The monsters, having successfully dragged Gloria from the restaurant, all pile into their monster mobile and, with Frankenstein at the wheel, speed off toward the castle. Fortunately, Santo has managed during the fight to place a tracking device on Frank’s collar, and is able to follow them. Once at the castle, Santo takes on the evil Blue Demon and settles his hash once and for all, then revives the real Blue for a climactic battle royal with the whole motley crew — known from that day on as “The Hassle at the Castle”.

With direction and cinematography handled, respectively, by the brothers Gilberto and Raul Martinez Solares — as well as a cameo by Raul’s young son, Raulito — Santo y Blue Demon contra los Monstruos is something of a family affair. While it would be true to form here for me to go through and critique each of the contributions of these and other of the film’s major behind-the-scenes players, I feel that to do so would be unfair, because Santo y Blue Demon contra los Monstruos is, across the board, a mess. However, because it is the kind of fucking mess that makes you holler in idiot joy and pinch yourself to make sure that you’re not dreaming it, all of those involved deserve an equal share of praise and blame.
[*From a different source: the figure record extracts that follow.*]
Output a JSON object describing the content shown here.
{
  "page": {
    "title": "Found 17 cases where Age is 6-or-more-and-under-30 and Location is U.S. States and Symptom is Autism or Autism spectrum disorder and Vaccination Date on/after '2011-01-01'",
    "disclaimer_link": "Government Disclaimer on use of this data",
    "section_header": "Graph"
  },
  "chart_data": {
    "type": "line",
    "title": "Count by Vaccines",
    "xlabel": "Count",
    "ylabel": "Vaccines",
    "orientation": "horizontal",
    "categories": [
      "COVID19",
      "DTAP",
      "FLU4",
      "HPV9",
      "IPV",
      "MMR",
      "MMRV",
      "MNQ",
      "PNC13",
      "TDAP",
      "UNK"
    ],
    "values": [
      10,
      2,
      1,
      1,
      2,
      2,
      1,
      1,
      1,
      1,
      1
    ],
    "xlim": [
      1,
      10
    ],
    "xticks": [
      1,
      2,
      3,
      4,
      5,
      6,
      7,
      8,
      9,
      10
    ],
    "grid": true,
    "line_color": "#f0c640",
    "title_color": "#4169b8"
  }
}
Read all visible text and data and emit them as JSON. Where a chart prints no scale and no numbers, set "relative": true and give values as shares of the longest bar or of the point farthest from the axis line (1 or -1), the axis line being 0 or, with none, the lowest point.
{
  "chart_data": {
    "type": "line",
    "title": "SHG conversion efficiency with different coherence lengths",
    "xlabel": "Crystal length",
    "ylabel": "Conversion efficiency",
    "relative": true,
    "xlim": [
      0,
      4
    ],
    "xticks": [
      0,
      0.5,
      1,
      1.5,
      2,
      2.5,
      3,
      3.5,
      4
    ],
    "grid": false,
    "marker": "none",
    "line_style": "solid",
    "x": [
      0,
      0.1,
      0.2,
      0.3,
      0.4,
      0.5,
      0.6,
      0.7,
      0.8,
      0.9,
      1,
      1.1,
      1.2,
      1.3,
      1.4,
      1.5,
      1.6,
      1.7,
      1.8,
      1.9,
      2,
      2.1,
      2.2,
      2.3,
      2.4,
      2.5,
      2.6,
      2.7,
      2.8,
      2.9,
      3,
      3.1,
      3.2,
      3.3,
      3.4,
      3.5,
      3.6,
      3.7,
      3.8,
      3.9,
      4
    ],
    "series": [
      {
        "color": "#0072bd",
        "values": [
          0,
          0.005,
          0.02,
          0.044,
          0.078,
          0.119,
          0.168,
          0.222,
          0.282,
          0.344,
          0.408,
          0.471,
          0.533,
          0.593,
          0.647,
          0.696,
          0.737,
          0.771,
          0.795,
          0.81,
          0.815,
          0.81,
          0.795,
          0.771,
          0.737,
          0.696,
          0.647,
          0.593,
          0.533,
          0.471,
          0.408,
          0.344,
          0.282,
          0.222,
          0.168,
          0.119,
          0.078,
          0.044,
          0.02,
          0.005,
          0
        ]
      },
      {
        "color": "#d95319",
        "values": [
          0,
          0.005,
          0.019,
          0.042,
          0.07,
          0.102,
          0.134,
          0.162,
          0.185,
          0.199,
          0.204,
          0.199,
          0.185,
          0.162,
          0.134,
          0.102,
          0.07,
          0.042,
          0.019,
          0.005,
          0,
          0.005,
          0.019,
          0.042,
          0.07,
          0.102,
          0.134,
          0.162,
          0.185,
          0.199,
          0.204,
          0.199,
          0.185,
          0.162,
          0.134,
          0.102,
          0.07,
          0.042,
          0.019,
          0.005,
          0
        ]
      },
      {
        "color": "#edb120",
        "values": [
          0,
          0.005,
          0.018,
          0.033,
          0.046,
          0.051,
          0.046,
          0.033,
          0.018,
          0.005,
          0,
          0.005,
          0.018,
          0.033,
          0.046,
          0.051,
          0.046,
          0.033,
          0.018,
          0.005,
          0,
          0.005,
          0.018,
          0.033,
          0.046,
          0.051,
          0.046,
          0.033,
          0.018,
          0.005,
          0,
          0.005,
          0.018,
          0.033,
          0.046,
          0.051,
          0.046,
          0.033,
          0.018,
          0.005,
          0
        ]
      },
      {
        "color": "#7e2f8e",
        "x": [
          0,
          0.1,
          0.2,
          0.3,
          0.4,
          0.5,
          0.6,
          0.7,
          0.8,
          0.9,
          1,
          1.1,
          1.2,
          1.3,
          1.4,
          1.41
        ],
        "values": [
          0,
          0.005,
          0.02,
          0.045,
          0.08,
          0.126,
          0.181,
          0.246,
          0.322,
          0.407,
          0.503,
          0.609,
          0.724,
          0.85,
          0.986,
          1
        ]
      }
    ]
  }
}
To truly get a sense of where Santo y Blue Demon contra los Monstruos is coming from, you need to keep in mind that a key element in Santo becoming the phenomenon he was was that, well before even the start of his movie career, he was the star of his own very popular comic book series. In that spirit, Santo y Blue Demon contra los Monstruos is nothing if not a true comic book movie. And the key to it being so is that, no matter how shoddy and ridiculous the goings on are, it always plays it straight. This must have taken a herculean effort on the part of all involved, because it looks like it had to have been a scream to make (I have, in fact, heard it said that this was Santo’s favorite out of all his films, though I’m not sure whether that’s true or not). Still, despite all obstacles, Santo y Blue Demon contra los Monstruos staunchly resists the temptation to laugh at itself, and that is what really sells it. One wink, one moment of intentional camp, and it would have become unbearable, but, instead, every actor who looked upon those pitifully ridiculous monsters reacted to them as if they were the gravest threat ever faced by mankind. And bless them for it.